日本を代表するクリエイティブ・ディレクター、佐藤可士和の仕事の根幹を担う独自の方法論を、前後編に分けて読み解く。後編は「デザイン経営」をテーマとして、クリエイティブをビジネスとブリッジさせてきた先駆者である、佐藤の取り組みを紹介する。

【佐藤可士和のクリエイションの秘密】後編:クリエイティブでビジネスを変える、「デザイン経営」の力。

クリエイティブとビジネス。一見、相反するような双方をブリッジし、融合させることで、佐藤のブランディングは数々の成果を上げてきた。

「一般的には、デザインというと最終的なアウトプットとしての表現の部分に限定されがちですが、僕はもっと広義に捉えています。
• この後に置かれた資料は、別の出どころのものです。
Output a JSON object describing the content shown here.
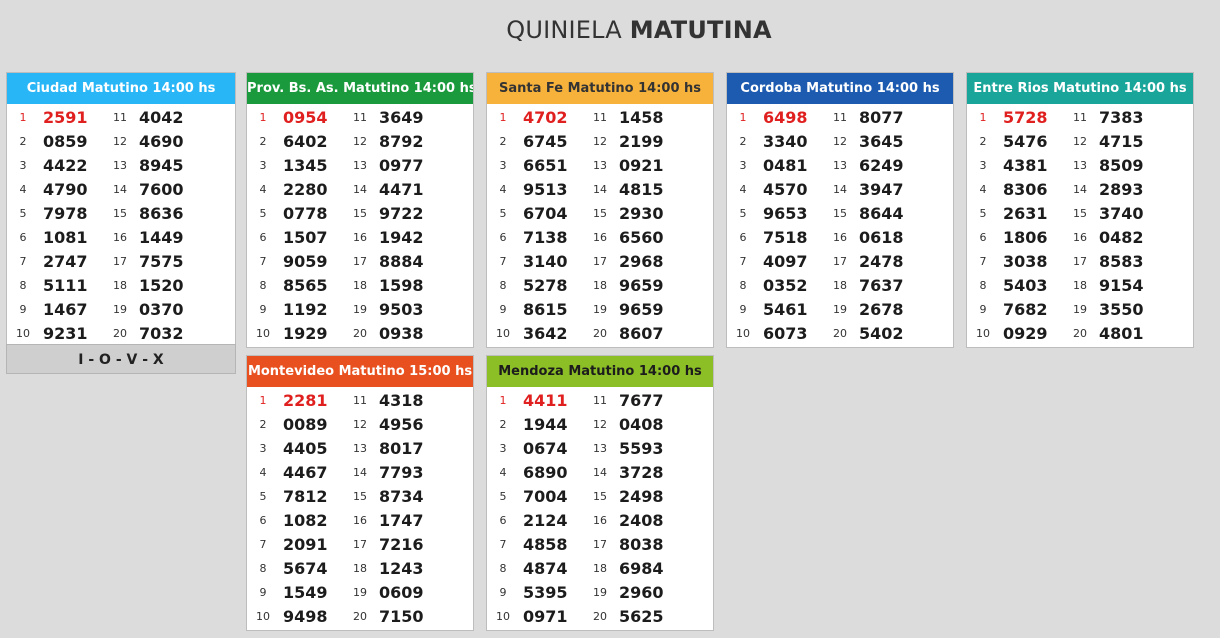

デザインとは、ビジョンを設計することだと」

単に商品を美しく見せることで売り上げがアップするという話ではない。理想とする未来のビジョンを形にしていくプロセスのすべてがデザインであり、理想と現実の間に立ちはだかる課題を、クリエイティブの力を使って解決していくことがデザインの役割である。こう考える佐藤だからこそ、デザインと経営はむしろ必然的に結びつき、ブランディング戦略の要となっていった。

2018年、経産省と特許庁が「デザイン経営宣言」を打ち出し、デザイン的な思考を経営に活用することで国際競争力を高めていこうと提言されたが、佐藤はそれを先行して実践してきたことになる。